Despite initial concerns about Iranian threats and the diplomatic consequences of tourists who misbehaved, travel agents say there were only minor hiccups. Some Israeli tourists were trapped in sand dunes while running on quads, which led to an elaborate rescue mission by a government helicopter, said Yaniv Stainberg, owner of Privilege Tourism. Some were arrested for taking pictures at a mosque, he added. Others were reprimanded for kissing in public, an offense punishable by the Islamic legal system of the United Arab Emirates with a prison sentence.

But as the virus spread across Israel and pictures of strangely masked groups in Dubai spread across social media, Israel’s ministries of health and foreign affairs were debating whether to classify the UAE as a high infection zone, which would require quarantine on arrival in Israel and perhaps ruin the countries’ new courtship.

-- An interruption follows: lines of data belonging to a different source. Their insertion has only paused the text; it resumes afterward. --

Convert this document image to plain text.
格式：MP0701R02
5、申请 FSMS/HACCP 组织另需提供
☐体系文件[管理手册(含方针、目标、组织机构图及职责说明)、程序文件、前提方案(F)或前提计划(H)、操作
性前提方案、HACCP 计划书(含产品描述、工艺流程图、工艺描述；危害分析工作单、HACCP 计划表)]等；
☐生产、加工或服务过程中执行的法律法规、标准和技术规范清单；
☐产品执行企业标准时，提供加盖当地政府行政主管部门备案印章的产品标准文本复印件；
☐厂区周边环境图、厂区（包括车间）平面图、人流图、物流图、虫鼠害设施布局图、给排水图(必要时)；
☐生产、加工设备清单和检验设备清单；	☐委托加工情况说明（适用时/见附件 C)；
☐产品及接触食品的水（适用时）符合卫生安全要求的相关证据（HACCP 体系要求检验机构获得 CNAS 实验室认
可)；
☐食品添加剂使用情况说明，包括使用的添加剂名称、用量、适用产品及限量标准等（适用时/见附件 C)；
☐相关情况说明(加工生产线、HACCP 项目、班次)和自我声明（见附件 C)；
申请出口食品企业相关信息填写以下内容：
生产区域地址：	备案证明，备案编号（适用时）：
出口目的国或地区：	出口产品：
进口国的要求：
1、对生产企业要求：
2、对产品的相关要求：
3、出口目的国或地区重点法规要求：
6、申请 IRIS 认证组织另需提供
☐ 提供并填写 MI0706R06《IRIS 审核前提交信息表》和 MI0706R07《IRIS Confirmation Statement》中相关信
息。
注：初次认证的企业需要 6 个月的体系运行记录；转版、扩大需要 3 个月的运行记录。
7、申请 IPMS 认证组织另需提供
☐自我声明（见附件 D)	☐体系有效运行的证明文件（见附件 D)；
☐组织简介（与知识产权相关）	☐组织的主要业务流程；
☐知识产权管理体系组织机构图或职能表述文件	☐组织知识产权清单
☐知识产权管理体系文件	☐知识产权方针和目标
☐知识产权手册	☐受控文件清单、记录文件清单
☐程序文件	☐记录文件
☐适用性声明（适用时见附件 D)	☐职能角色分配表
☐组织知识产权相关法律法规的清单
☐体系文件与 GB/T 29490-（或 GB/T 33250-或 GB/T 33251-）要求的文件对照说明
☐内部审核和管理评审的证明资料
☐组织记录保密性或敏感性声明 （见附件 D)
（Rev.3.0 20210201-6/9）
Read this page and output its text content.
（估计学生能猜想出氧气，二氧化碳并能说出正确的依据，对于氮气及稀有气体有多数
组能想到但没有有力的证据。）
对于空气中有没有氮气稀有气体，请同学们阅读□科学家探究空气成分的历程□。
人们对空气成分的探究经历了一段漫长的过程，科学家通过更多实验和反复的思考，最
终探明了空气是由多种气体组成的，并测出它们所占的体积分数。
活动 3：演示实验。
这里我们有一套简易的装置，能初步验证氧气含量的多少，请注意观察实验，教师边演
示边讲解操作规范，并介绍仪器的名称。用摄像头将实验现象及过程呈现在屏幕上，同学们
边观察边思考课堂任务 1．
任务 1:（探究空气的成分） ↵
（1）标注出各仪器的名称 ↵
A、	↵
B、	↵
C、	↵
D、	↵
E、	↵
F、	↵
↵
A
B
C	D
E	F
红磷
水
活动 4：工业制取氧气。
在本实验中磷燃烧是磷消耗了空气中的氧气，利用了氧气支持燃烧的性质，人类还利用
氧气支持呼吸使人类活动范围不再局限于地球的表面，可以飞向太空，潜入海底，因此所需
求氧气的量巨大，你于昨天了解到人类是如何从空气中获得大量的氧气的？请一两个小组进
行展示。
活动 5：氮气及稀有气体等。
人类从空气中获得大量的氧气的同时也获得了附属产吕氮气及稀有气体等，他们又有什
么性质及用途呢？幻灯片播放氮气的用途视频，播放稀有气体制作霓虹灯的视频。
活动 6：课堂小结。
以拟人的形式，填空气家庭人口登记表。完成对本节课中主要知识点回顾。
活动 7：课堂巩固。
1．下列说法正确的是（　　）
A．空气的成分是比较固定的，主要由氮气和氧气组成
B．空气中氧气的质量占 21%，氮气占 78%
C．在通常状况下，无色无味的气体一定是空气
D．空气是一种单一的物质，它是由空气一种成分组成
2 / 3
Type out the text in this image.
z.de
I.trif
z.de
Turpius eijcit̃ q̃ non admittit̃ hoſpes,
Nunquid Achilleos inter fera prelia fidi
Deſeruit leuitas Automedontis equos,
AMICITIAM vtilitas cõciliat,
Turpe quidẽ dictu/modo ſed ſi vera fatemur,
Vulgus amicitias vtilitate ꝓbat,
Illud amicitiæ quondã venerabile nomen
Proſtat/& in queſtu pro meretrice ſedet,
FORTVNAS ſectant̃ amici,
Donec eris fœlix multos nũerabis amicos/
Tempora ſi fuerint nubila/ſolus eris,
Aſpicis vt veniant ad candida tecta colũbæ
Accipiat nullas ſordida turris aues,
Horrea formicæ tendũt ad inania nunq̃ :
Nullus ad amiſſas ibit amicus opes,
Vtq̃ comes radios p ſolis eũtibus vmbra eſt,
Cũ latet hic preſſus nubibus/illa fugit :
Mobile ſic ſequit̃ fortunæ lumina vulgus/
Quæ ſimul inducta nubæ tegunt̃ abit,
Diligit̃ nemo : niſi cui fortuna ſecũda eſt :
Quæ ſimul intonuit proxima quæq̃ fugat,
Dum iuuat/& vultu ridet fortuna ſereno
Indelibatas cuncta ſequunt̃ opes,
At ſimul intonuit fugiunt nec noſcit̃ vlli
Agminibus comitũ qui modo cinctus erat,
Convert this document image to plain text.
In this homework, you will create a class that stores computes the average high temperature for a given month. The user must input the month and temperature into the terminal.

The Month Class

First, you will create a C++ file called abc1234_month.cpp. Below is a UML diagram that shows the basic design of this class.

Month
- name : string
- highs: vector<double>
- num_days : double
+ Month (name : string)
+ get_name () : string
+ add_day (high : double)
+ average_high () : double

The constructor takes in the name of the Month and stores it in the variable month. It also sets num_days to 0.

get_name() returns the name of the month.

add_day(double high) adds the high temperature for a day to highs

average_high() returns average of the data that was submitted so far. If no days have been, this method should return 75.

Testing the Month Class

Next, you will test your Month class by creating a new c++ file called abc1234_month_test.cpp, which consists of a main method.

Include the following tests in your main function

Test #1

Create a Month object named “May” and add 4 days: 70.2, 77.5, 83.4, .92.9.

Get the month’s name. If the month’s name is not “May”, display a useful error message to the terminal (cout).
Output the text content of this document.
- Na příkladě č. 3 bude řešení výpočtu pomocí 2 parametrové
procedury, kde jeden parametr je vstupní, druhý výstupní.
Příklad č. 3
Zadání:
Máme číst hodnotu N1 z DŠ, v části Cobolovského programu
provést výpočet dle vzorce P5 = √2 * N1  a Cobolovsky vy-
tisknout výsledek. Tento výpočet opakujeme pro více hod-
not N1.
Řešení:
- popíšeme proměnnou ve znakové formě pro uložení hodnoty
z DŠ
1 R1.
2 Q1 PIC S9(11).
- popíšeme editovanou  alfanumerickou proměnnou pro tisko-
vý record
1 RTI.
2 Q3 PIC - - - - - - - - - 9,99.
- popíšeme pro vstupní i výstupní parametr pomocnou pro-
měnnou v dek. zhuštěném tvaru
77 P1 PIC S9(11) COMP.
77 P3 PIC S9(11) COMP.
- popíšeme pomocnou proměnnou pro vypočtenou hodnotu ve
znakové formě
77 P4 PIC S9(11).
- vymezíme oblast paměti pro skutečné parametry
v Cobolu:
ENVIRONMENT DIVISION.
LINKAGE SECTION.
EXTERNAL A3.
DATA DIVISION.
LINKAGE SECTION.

Within days, the question was debatable. Israel entered its third blockade on Sunday. By this time, newlyweds Azerad and Benhamou had already returned home.

“COVID really got in the way, it’s a shame for all the new friends in the region that we want to meet,” said Eliav Benjamin, an Israeli Foreign Ministry official, referring to other recent Israeli standardization agreements with Bahrain, Sudan and Morocco. “Vaccines, however, will be a game changer.”